2008 Called. It Wants to Know What Happened to Barack Obama.
One of the many little thrills of being a part of the Obama campaign four years ago was a deep and abiding sense that, finally, a political leader had come along who could live up to our highest aspirations. Yes, Obama was cool and played basketball and was conversant in ironical youth culture, but when it came down to it, he was overwhelmingly serious. The other guys were hauling unlicensed plumbers onstage and suspending their campaign at the drop of a hat, but Obama kept his eyes on the prize and played the grown-up. Now he's talking about "Romnesia."
If anything, Obama's 2008 campaign promised a president who would actively repudiate the frenetic, aggressively stupid cable-news culture that had engulfed political reporting. His campaign manager David Plouffe was openly derisive of Time's Mark Halperin and Politico, the two chief avatars of empty-calorie bitch-slap politics: "If Politico and Halperin say we're winning, we're losing." Obama himself confidently mocked the cable-news conflagration that was the Tea Party summer—people were getting "all wee-wee'd up" for no good reason. His inaugural address—a deeply depressing read in light of the last four years—contained a stern admonition to those who insisted on sweating the small stuff: "On this day, we come to proclaim an end to the petty grievances and false promises.... [I]n the words of Scripture, the time has come to set aside childish things."
That's the same guy who let loose last night, in the midst of a debate that was ostensibly about how many people we are going to kill over the next four years and under what circumstances, this little nugget: "The 1980s are now calling to ask for their foreign policy back."
That's a middling joke. It should by no means be coming from the president of the United States, let alone one who promised to put away childish things. It's a dumb "zinger," transparently crafted to appeal to the Mark Halperins and Politicos of the world. That's not to say that humor has no place in political rhetoric or that Obama betrays his promise every time he deigns to insult his opponent. But to graft a pre-planned VH1 Best Week Ever-level joke onto a nationally televised discussion about life and death and our role on the world stage is scarcely less pathetic than the desperate flailings of the McCain campaign that I smugly scoffed at four years ago.
It's not just that joke. Obama has taken to using "Romnesia" to describe Romney's inability or unwillingness to hew to a policy position for more than two weeks. "He's forgetting what his own positions are, and he's betting that you will, too," Obama said at a rally in Virginia last week. "We've got to name this condition that he's going through. I think it's called 'Romnesia.'" Today, summing up the debate, Obama called Romney's performance "at least Stage 3 Romnesia."

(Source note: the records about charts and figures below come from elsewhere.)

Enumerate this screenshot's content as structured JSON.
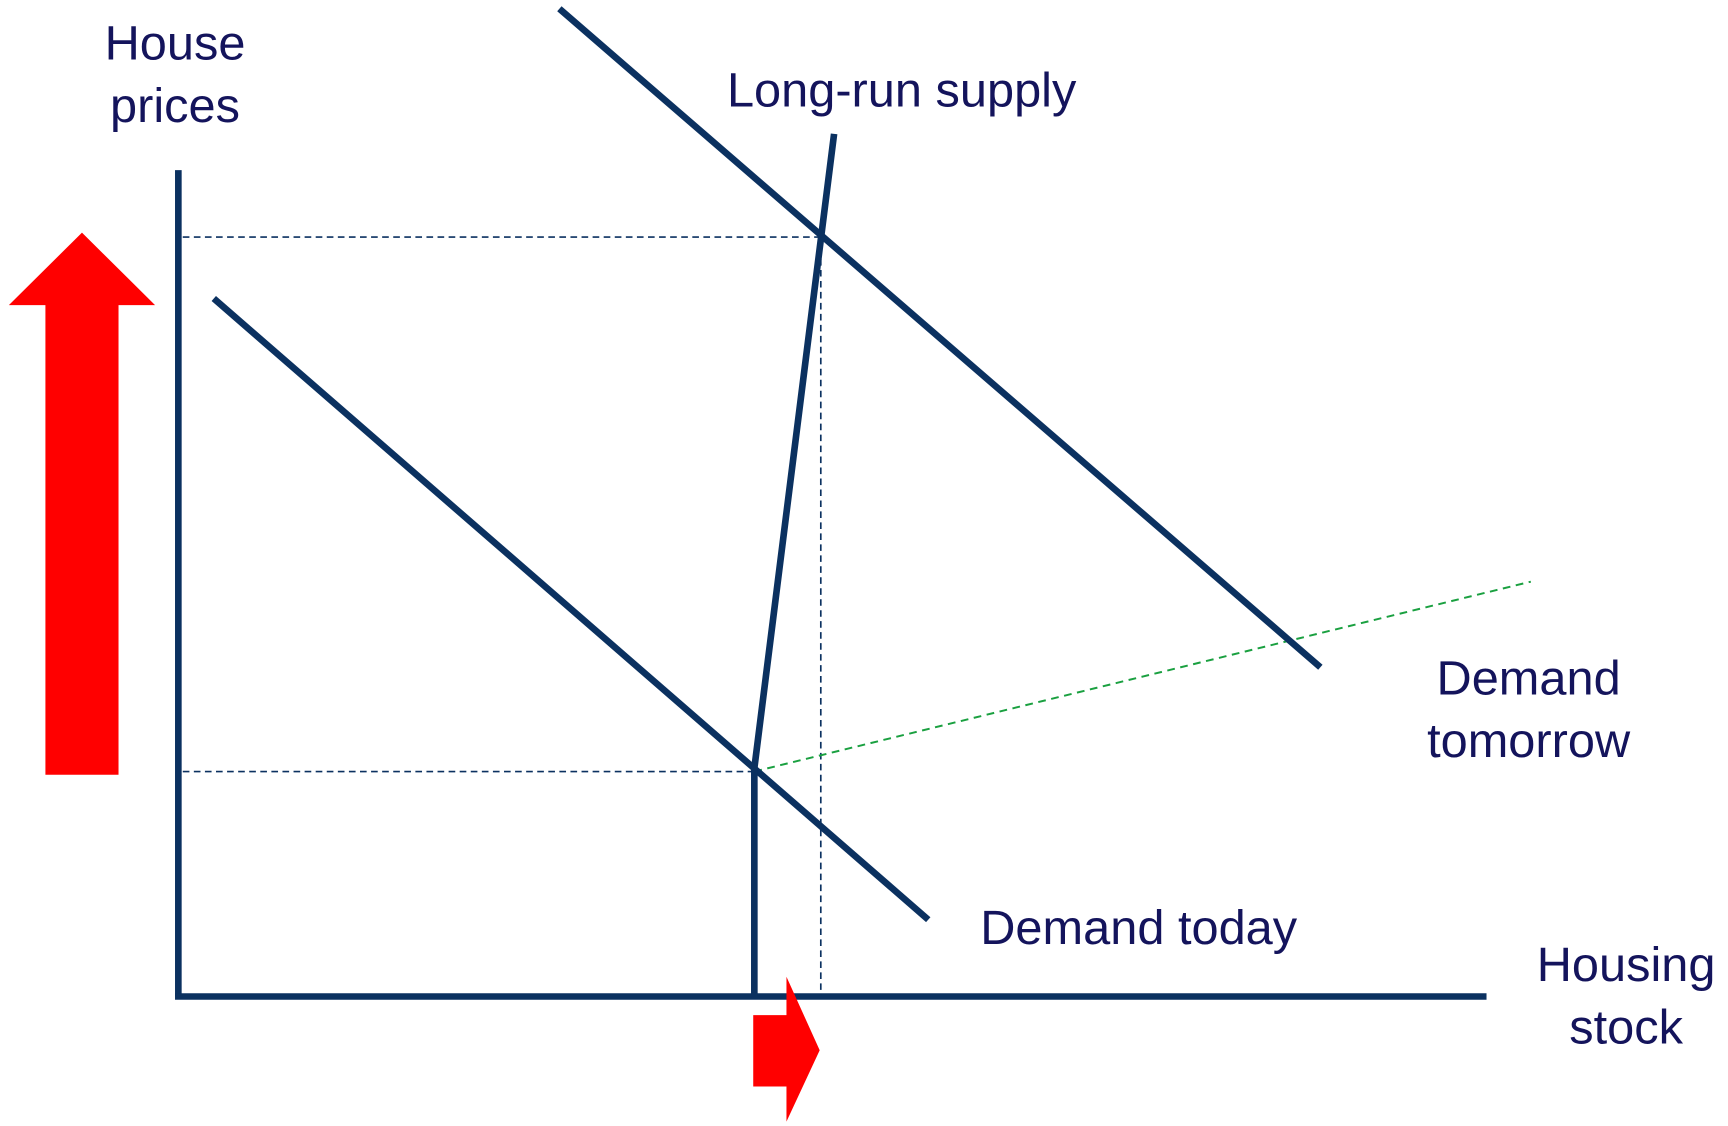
{
  "axes": {
    "y_label": [
      "House",
      "prices"
    ],
    "x_label": [
      "Housing",
      "stock"
    ]
  },
  "curves": [
    {
      "label": [
        "Long-run supply"
      ]
    },
    {
      "label": [
        "Demand",
        "tomorrow"
      ]
    },
    {
      "label": [
        "Demand today"
      ]
    }
  ]
}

This is very, very dumb. Maybe "Romnesia" is a funny, handy term that usefully carries an important anti-Romney message. But even if it is, it is just too juvenile and jokey to be coming from the president. He shouldn't be making jokes based on his opponent's name. That's what vice presidents are for. Put it in John Kerry's mouth. He'll say anything.
But when Obama says it, it comes off as unserious and jocular. It's the kind of joke that, had a speechwriter proposed it four years ago, 2008 Obama would have smirked at and said, "OK guys, let's get down to work." The term, it bears noting, was apparently coined on Twitter by a guy going by the name of @breakingnuts. This is not how you put away childish things.
Nor is it by holding up a binder at your stump speech, as Joe Biden has taken to doing in mockery of Romney's "binders full of women line." The "binders" meme is just that—a funny little Twitter and Tumblr belch, an acerbic diversion. For the vice president of the United States to pick up on it and amplify it in an attempt to harvest a perceived opportunity is to confuse dumb gags with arguments. It's what John Ellis calls the "trending on Twitter" campaign, and it's beneath Obama. Twitter—as with other social media that both campaigns are desperately working—is just as empty and mindless as the cable news void Obama decried so effectively four years ago. For his campaign to routinely venerate its judgments today is fundamentally at odds with Obama's sense of himself as the adult in the room.
So stick to the serious stuff and let dumb bloggers make the jokes, Mr. President. That's what we're here for. You're getting all wee-wee'd up.